The high incidence (a 2-D aggregate with a diameter of 1 mm contains approximately 3,500 cells) of synchronously occurring cell–cell interactions in the trap provided statistically well-defined measures of process development (e.g., the progression of the length of cell–cell contact in monolayers or the distribution of F-actin or E-cadherin and catenins). The high number of interactions also allowed representative molecular distributions to be identified. Analysis of the differences in incidence of these patterns in the two cell lines gave values of χ² (one degree of freedom) of 427 and 160 for E-cadherin and β-catenin, respectively. The probabilities associated with these high values of χ² are vanishingly small since, for example, P = 10^{− 5} when χ² = 20. The results show that aggregation in an ultrasound trap can detect the rapid transition from pre-contact intracellular molecular distributions to those typical of cells in the post-contact state. In future work we intend to continuously monitor the temporal changes of localization of adhesion molecules by, for example, expression of fluorescently tagged proteins, thus identifying the kinetics of the progression to final equilibrium states.

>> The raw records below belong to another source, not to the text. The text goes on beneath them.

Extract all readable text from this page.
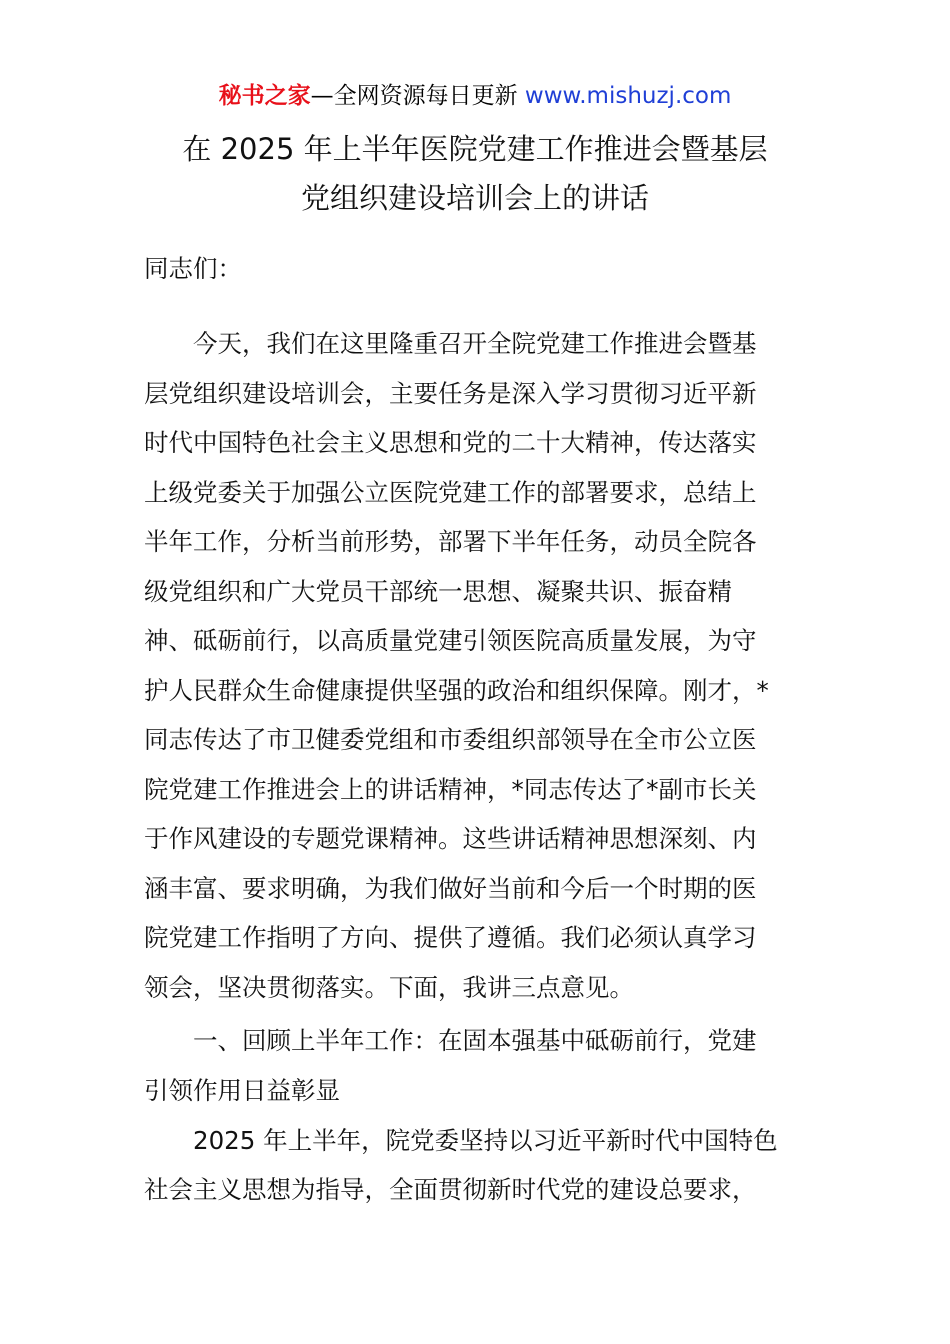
秘书之家—全网资源每日更新 www.mishuzj.com
在 2025 年上半年医院党建工作推进会暨基层
党组织建设培训会上的讲话
同志们：
　　今天，我们在这里隆重召开全院党建工作推进会暨基
层党组织建设培训会，主要任务是深入学习贯彻习近平新
时代中国特色社会主义思想和党的二十大精神，传达落实
上级党委关于加强公立医院党建工作的部署要求，总结上
半年工作，分析当前形势，部署下半年任务，动员全院各
级党组织和广大党员干部统一思想、凝聚共识、振奋精
神、砥砺前行，以高质量党建引领医院高质量发展，为守
护人民群众生命健康提供坚强的政治和组织保障。刚才，*
同志传达了市卫健委党组和市委组织部领导在全市公立医
院党建工作推进会上的讲话精神，*同志传达了*副市长关
于作风建设的专题党课精神。这些讲话精神思想深刻、内
涵丰富、要求明确，为我们做好当前和今后一个时期的医
院党建工作指明了方向、提供了遵循。我们必须认真学习
领会，坚决贯彻落实。下面，我讲三点意见。
　　一、回顾上半年工作：在固本强基中砥砺前行，党建
引领作用日益彰显
　　2025 年上半年，院党委坚持以习近平新时代中国特色
社会主义思想为指导，全面贯彻新时代党的建设总要求，
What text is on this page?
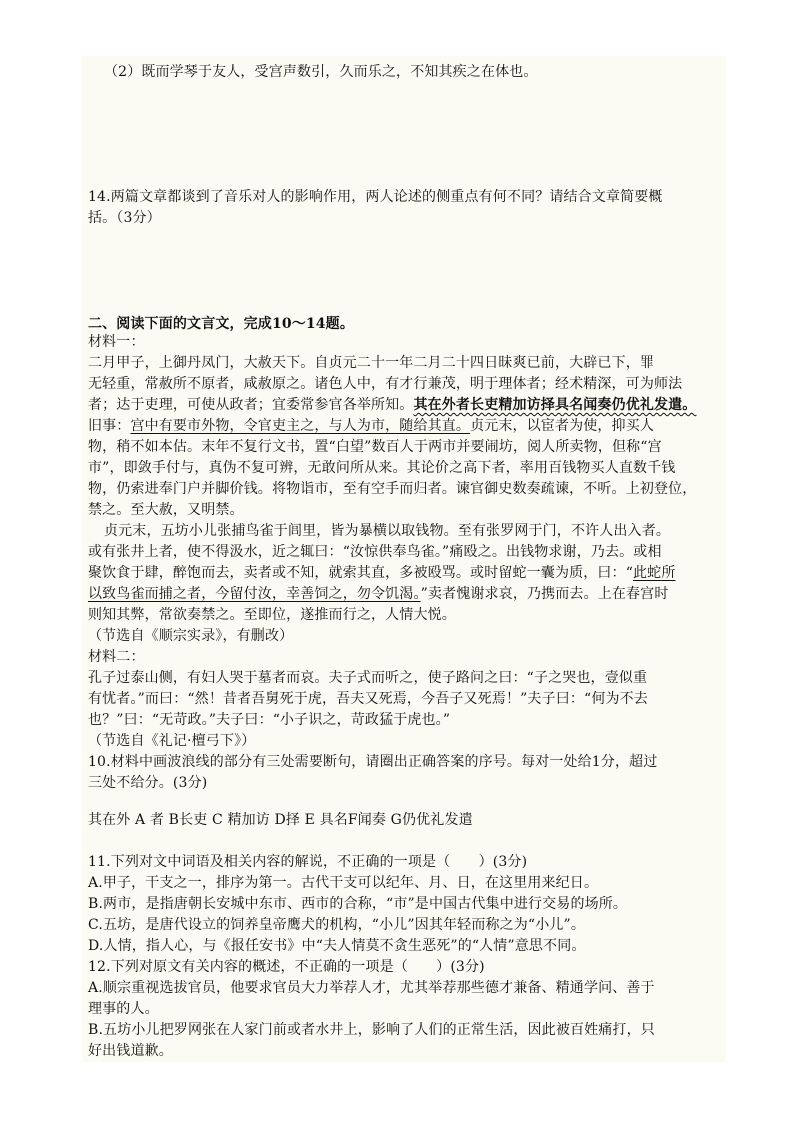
（2）既而学琴于友人，受宫声数引，久而乐之，不知其疾之在体也。
14.两篇文章都谈到了音乐对人的影响作用，两人论述的侧重点有何不同？请结合文章简要概
括。（3分）
二、阅读下面的文言文，完成10～14题。
材料一：
二月甲子，上御丹凤门，大赦天下。自贞元二十一年二月二十四日昧爽已前，大辟已下，罪
无轻重，常赦所不原者，咸赦原之。诸色人中，有才行兼茂，明于理体者；经术精深，可为师法
者；达于吏理，可使从政者；宜委常参官各举所知。其在外者长吏精加访择具名闻奏仍优礼发遣。
旧事：宫中有要市外物，令官吏主之，与人为市，随给其直。贞元末，以宦者为使，抑买人
物，稍不如本估。末年不复行文书，置“白望”数百人于两市并要闹坊，阅人所卖物，但称“宫
市”，即敛手付与，真伪不复可辨，无敢问所从来。其论价之高下者，率用百钱物买人直数千钱
物，仍索进奉门户并脚价钱。将物诣市，至有空手而归者。谏官御史数奏疏谏，不听。上初登位，
禁之。至大赦，又明禁。
贞元末，五坊小儿张捕鸟雀于闾里，皆为暴横以取钱物。至有张罗网于门，不许人出入者。
或有张井上者，使不得汲水，近之辄曰：“汝惊供奉鸟雀。”痛殴之。出钱物求谢，乃去。或相
聚饮食于肆，醉饱而去，卖者或不知，就索其直，多被殴骂。或时留蛇一囊为质，曰：“此蛇所
以致鸟雀而捕之者，今留付汝，幸善饲之，勿令饥渴。”卖者愧谢求哀，乃携而去。上在春宫时
则知其弊，常欲奏禁之。至即位，遂推而行之，人情大悦。
（节选自《顺宗实录》，有删改）
材料二：
孔子过泰山侧，有妇人哭于墓者而哀。夫子式而听之，使子路问之曰：“子之哭也，壹似重
有忧者。”而曰：“然！昔者吾舅死于虎，吾夫又死焉，今吾子又死焉！”夫子曰：“何为不去
也？”曰：“无苛政。”夫子曰：“小子识之，苛政猛于虎也。”
（节选自《礼记·檀弓下》）
10.材料中画波浪线的部分有三处需要断句，请圈出正确答案的序号。每对一处给1分，超过
三处不给分。(3分)
其在外 A 者 B长吏 C 精加访 D择 E 具名F闻奏 G仍优礼发遣
11.下列对文中词语及相关内容的解说，不正确的一项是（　　）(3分)
A.甲子，干支之一，排序为第一。古代干支可以纪年、月、日，在这里用来纪日。
B.两市，是指唐朝长安城中东市、西市的合称，“市”是中国古代集中进行交易的场所。
C.五坊，是唐代设立的饲养皇帝鹰犬的机构，“小儿”因其年轻而称之为“小儿”。
D.人情，指人心，与《报任安书》中“夫人情莫不贪生恶死”的“人情”意思不同。
12.下列对原文有关内容的概述，不正确的一项是（　　）(3分)
A.顺宗重视选拔官员，他要求官员大力举荐人才，尤其举荐那些德才兼备、精通学问、善于
理事的人。
B.五坊小儿把罗网张在人家门前或者水井上，影响了人们的正常生活，因此被百姓痛打，只
好出钱道歉。
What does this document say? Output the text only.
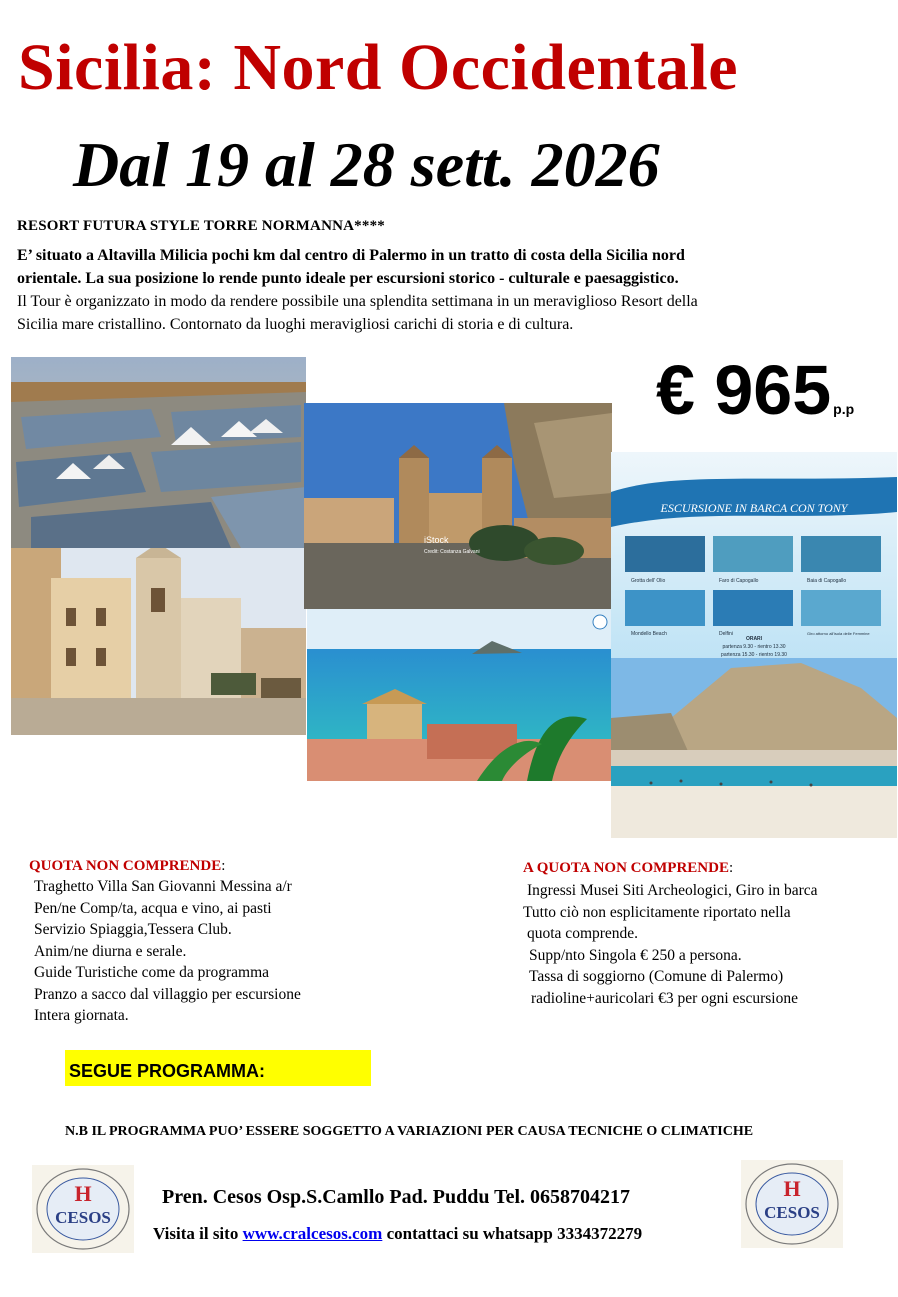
Sicilia: Nord Occidentale
Dal 19 al 28 sett. 2026
RESORT FUTURA STYLE TORRE NORMANNA****
E’ situato a Altavilla Milicia pochi km dal centro di Palermo in un tratto di costa della Sicilia nord
orientale. La sua posizione lo rende punto ideale per escursioni storico - culturale e paesaggistico.
Il Tour è organizzato in modo da rendere possibile una splendita settimana in un meraviglioso Resort della
Sicilia mare cristallino. Contornato da luoghi meravigliosi carichi di storia e di cultura.
€ 965 p.p
iStock
Credit: Costanza Galvani
ESCURSIONE IN BARCA CON TONY
Grotta dell' Olio	Faro di Capogallo	Baia di Capogallo
Mondello Beach	Delfini	Giro attorno all'isola delle Femmine
ORARI
partenza 9.30 - rientro 13.30
partenza 15.30 - rientro 19.30
QUOTA NON COMPRENDE:
Traghetto Villa San Giovanni Messina a/r
Pen/ne Comp/ta, acqua e vino, ai pasti
Servizio Spiaggia,Tessera Club.
Anim/ne diurna e serale.
Guide Turistiche come da programma
Pranzo a sacco dal villaggio per escursione
Intera giornata.
A QUOTA NON COMPRENDE:
Ingressi Musei Siti Archeologici, Giro in barca
Tutto ciò non esplicitamente riportato nella
quota comprende.
Supp/nto Singola € 250 a persona.
Tassa di soggiorno (Comune di Palermo)
radioline+auricolari €3 per ogni escursione
SEGUE PROGRAMMA:
N.B IL PROGRAMMA PUO’ ESSERE SOGGETTO A VARIAZIONI PER CAUSA TECNICHE O CLIMATICHE
H
CESOS
H
CESOS
Pren. Cesos Osp.S.Camllo Pad. Puddu Tel. 0658704217
Visita il sito www.cralcesos.com contattaci su whatsapp 3334372279
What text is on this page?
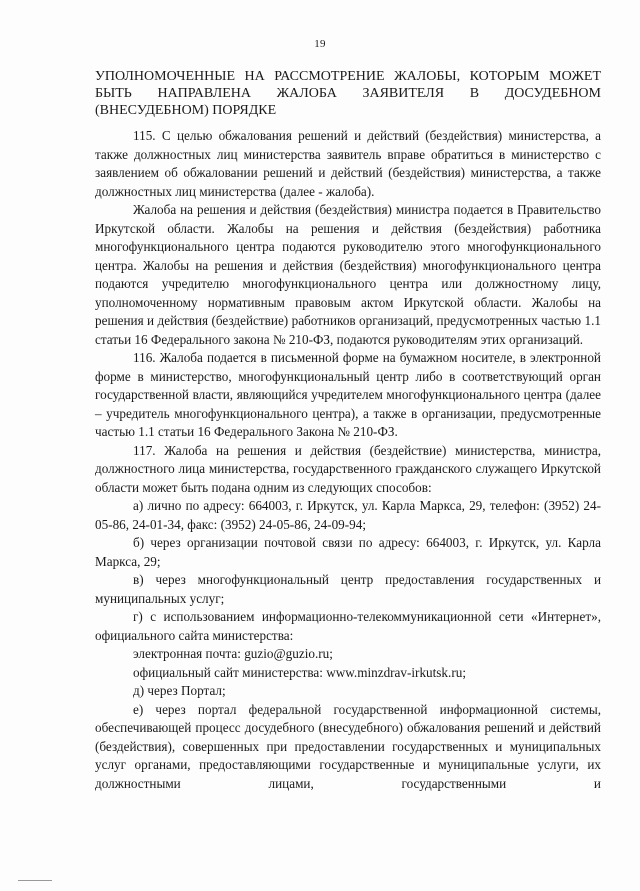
19
УПОЛНОМОЧЕННЫЕ НА РАССМОТРЕНИЕ ЖАЛОБЫ, КОТОРЫМ МОЖЕТ БЫТЬ НАПРАВЛЕНА ЖАЛОБА ЗАЯВИТЕЛЯ В ДОСУДЕБНОМ (ВНЕСУДЕБНОМ) ПОРЯДКЕ

115. С целью обжалования решений и действий (бездействия) министерства, а также должностных лиц министерства заявитель вправе обратиться в министерство с заявлением об обжаловании решений и действий (бездействия) министерства, а также должностных лиц министерства (далее - жалоба).

Жалоба на решения и действия (бездействия) министра подается в Правительство Иркутской области. Жалобы на решения и действия (бездействия) работника многофункционального центра подаются руководителю этого многофункционального центра. Жалобы на решения и действия (бездействия) многофункционального центра подаются учредителю многофункционального центра или должностному лицу, уполномоченному нормативным правовым актом Иркутской области. Жалобы на решения и действия (бездействие) работников организаций, предусмотренных частью 1.1 статьи 16 Федерального закона № 210-ФЗ, подаются руководителям этих организаций.

116. Жалоба подается в письменной форме на бумажном носителе, в электронной форме в министерство, многофункциональный центр либо в соответствующий орган государственной власти, являющийся учредителем многофункционального центра (далее – учредитель многофункционального центра), а также в организации, предусмотренные частью 1.1 статьи 16 Федерального Закона № 210-ФЗ.

117. Жалоба на решения и действия (бездействие) министерства, министра, должностного лица министерства, государственного гражданского служащего Иркутской области может быть подана одним из следующих способов:

а) лично по адресу: 664003, г. Иркутск, ул. Карла Маркса, 29, телефон: (3952) 24-05-86, 24-01-34, факс: (3952) 24-05-86, 24-09-94;

б) через организации почтовой связи по адресу: 664003, г. Иркутск, ул. Карла Маркса, 29;

в) через многофункциональный центр предоставления государственных и муниципальных услуг;

г) с использованием информационно-телекоммуникационной сети «Интернет», официального сайта министерства:

электронная почта: guzio@guzio.ru;

официальный сайт министерства: www.minzdrav-irkutsk.ru;

д) через Портал;

е) через портал федеральной государственной информационной системы, обеспечивающей процесс досудебного (внесудебного) обжалования решений и действий (бездействия), совершенных при предоставлении государственных и муниципальных услуг органами, предоставляющими государственные и муниципальные услуги, их должностными лицами, государственными и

In conclusion, the ability of the different cell types to spread over neighboring cells was greater for the PZ-HPV-7 than for the DU-145 cells. PZ-HV-7 cells recruited more α-, β-, and γ-catenins, as well as F-actin, compared to DU-145 cells during 60 min of levitation in the trap. These results are consistent with a conclusion that DU-145 cells are less adhesive than PZ-HPV-7 cells. The ultrasound trap allowed the clear identification of differences in the amounts and distributions of molecules of the cadherin/catenin complex in the two cell types as early as 150 s following cell–cell contact.